Forward-looking statements made in this report are based on a number of assumptions that we believed were reasonable on the day we made the forward-looking statements. Refer in particular to the Market Outlook section of the MD&A. Some of the assumptions, risks, and other factors which could cause results to differ materially from those expressed in the forward-looking statements contained in this report are discussed in the Company's 2008 Annual Information Form (AIF) on pages 31-44.

We caution readers that the risks described in the AIF are not the only ones that could impact us. Additional risks and uncertainties not currently known to us or that we currently deem to be immaterial may also have a material adverse effect on our business, financial condition, or results of operations.
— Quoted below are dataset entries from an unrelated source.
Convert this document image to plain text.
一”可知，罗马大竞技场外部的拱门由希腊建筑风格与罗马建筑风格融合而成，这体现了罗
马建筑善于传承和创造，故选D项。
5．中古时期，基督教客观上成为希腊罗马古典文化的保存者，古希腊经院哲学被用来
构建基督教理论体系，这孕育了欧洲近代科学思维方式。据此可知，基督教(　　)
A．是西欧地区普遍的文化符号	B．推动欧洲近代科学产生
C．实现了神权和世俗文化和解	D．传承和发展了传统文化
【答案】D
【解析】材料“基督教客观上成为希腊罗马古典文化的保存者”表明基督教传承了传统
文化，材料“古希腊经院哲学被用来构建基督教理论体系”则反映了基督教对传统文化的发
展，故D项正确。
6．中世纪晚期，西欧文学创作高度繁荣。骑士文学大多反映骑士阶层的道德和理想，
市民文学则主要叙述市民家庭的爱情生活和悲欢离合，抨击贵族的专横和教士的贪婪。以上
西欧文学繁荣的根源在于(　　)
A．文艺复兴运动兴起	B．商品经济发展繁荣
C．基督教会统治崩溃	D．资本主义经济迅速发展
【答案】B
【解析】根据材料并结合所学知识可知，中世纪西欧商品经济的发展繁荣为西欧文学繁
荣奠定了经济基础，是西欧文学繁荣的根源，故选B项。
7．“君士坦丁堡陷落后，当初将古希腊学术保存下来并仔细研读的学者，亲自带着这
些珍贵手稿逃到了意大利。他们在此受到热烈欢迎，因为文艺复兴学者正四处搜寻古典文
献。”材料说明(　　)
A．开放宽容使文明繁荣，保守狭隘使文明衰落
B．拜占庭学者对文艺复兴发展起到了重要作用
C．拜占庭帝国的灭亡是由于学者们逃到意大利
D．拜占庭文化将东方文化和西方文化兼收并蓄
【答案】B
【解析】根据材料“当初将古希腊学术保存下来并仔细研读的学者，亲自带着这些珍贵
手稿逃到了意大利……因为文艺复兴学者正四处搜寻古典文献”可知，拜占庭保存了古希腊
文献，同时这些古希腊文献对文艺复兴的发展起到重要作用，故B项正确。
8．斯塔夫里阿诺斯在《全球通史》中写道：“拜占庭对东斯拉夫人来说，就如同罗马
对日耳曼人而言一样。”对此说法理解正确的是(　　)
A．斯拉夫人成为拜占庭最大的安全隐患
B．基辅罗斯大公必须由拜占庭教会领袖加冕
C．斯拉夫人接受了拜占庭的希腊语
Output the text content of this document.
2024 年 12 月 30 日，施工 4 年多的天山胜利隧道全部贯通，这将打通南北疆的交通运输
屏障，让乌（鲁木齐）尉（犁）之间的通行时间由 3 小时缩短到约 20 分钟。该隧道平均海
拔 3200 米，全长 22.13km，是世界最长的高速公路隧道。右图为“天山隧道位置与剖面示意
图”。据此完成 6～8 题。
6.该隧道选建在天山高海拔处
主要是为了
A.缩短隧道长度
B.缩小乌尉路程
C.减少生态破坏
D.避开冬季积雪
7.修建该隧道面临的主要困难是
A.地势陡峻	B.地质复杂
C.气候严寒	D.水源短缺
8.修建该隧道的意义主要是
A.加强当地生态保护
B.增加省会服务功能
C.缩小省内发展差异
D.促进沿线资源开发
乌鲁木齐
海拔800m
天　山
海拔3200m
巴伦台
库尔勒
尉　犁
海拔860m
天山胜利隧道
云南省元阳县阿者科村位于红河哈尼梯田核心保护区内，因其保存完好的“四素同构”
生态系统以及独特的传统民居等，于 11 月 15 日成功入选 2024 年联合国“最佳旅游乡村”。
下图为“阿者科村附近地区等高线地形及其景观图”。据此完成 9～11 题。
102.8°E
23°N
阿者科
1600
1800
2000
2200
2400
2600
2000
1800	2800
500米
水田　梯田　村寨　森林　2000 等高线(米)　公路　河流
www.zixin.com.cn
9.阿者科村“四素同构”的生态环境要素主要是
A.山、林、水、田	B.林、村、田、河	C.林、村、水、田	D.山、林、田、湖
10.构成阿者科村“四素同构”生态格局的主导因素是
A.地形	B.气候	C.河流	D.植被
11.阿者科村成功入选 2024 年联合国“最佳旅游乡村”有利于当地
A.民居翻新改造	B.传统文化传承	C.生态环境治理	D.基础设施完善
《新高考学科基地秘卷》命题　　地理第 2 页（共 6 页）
Except as otherwise indicated by us, forward-looking statements do not reflect the potential impact of any non-recurring or other unusual items or of any dispositions, mergers, acquisitions, other business combinations or other transactions that may be announced or that may occur after the date hereof. The financial impact of these transactions and non-recurring and other unusual items can be complex and depends on the facts particular to each of them. We therefore cannot describe the expected impact in a meaningful way or in the same way we present known risks affecting our business.